Aus einer „Harmonisierung des untersten Netzes im Sozialstaat“ wurde im Laufe der Verhandlungen die „Harmonisierung der Mindeststandards“. Letztendlich herausgekommen sind Mindestsicherungs-Gesetze, die in ihrer Unübersichtlichkeit den alten Sozialhilfe-Gesetzen in nichts nachstehen. Nach wie vor gilt: was jemand in welcher Lebenssituation zusteht, wird nach wie vor wesentlich vom Wohnort bestimmt.

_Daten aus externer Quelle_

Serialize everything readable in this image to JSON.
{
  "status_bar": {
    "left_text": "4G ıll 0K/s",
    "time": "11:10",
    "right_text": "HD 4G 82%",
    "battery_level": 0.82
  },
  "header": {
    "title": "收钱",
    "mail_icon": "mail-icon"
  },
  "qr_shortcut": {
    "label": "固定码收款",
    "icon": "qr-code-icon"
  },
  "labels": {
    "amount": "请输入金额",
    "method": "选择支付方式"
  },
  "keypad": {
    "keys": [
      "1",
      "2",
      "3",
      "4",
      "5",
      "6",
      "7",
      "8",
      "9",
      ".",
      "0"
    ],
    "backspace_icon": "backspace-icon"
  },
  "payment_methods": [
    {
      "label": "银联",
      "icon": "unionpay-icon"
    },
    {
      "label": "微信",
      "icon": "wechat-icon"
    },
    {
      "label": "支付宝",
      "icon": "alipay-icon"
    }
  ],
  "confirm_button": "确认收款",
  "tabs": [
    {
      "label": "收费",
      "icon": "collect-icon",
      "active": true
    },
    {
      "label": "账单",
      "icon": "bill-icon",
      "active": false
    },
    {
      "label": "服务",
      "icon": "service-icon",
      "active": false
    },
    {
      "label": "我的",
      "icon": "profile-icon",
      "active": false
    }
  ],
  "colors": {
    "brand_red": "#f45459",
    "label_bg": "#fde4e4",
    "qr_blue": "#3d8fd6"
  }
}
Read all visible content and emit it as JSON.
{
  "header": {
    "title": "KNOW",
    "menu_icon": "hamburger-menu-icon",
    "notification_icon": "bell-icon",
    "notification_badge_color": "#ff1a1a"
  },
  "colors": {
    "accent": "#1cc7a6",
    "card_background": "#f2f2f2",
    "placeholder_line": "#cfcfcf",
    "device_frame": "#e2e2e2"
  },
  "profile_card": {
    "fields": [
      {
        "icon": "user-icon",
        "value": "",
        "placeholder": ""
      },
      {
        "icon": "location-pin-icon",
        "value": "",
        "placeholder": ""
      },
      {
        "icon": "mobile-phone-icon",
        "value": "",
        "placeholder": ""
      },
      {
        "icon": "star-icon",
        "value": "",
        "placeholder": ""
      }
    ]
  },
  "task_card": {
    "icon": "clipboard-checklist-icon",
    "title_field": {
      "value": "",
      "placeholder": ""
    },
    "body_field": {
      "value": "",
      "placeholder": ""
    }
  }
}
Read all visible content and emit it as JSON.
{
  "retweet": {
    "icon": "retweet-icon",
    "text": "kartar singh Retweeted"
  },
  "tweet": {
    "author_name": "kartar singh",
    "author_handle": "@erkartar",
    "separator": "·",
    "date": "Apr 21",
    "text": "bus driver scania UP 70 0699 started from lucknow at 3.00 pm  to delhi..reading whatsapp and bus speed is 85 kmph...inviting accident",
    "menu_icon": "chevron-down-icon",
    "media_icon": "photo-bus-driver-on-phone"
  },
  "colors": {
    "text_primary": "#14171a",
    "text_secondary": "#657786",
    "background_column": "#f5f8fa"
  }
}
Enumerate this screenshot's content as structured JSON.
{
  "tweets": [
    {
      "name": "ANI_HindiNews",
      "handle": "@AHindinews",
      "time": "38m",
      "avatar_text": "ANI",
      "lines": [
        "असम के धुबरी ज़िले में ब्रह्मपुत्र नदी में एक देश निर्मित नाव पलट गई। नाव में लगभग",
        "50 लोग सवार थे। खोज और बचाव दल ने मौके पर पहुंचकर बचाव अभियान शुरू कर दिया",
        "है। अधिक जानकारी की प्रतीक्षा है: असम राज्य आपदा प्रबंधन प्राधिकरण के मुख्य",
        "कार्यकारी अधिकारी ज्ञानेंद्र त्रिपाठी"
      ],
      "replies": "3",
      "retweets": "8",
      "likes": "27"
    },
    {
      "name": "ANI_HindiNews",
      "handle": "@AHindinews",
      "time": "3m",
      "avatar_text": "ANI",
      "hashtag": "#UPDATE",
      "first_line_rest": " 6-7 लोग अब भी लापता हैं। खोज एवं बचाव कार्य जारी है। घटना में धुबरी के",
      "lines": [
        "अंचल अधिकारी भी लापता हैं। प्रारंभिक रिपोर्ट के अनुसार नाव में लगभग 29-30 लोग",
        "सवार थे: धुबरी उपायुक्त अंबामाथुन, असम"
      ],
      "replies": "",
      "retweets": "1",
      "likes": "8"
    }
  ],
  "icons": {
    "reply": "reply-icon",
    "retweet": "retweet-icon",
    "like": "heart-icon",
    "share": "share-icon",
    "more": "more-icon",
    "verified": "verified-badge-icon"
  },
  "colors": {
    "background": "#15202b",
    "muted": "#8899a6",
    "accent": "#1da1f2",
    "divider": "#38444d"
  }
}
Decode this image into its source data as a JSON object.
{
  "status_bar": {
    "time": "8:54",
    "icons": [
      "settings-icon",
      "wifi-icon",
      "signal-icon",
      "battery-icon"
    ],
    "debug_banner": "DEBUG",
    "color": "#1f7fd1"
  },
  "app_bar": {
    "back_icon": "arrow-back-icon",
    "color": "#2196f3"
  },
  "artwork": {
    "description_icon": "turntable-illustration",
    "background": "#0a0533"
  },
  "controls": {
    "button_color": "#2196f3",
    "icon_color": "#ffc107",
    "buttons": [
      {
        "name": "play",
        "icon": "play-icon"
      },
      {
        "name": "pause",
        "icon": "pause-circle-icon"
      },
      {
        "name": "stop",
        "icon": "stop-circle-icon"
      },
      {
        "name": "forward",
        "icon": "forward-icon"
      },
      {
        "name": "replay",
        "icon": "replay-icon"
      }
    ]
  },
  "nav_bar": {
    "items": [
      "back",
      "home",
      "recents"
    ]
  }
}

Das entbehrt sachlich jeder Rechtfertigung. Wer hier den Überblick bewahren will, braucht viel Geduld – sowie einen langen Atem. Und sollte sich am besten gleich auf einen Marathonlauf einstellen: Denn in Ende des Auseinanderdriftens ist nicht in Sicht. Der Novellierungs-Reigen hat, wenige Monate nach der Einführung der Gesetze, bereits begonnen. Damit droht dem letzten Netz im Sozialstaat ein deja-vu: Als die Bundesländer in den 1970er-Jahren ihre Sozialhilfegesetze verabschiedeten, lehnten sie sich ebenfalls zunächst an einen Musterentwurf an. Durch Novellierungen dieser Gesetze kam es aber zu immer stärker von einander abweichenden Rechtsgrundlagen. Damit
war das Substrat geschaffen, auf dem die Idee der Bedarfsorientierten Mindestsicherung wuchs.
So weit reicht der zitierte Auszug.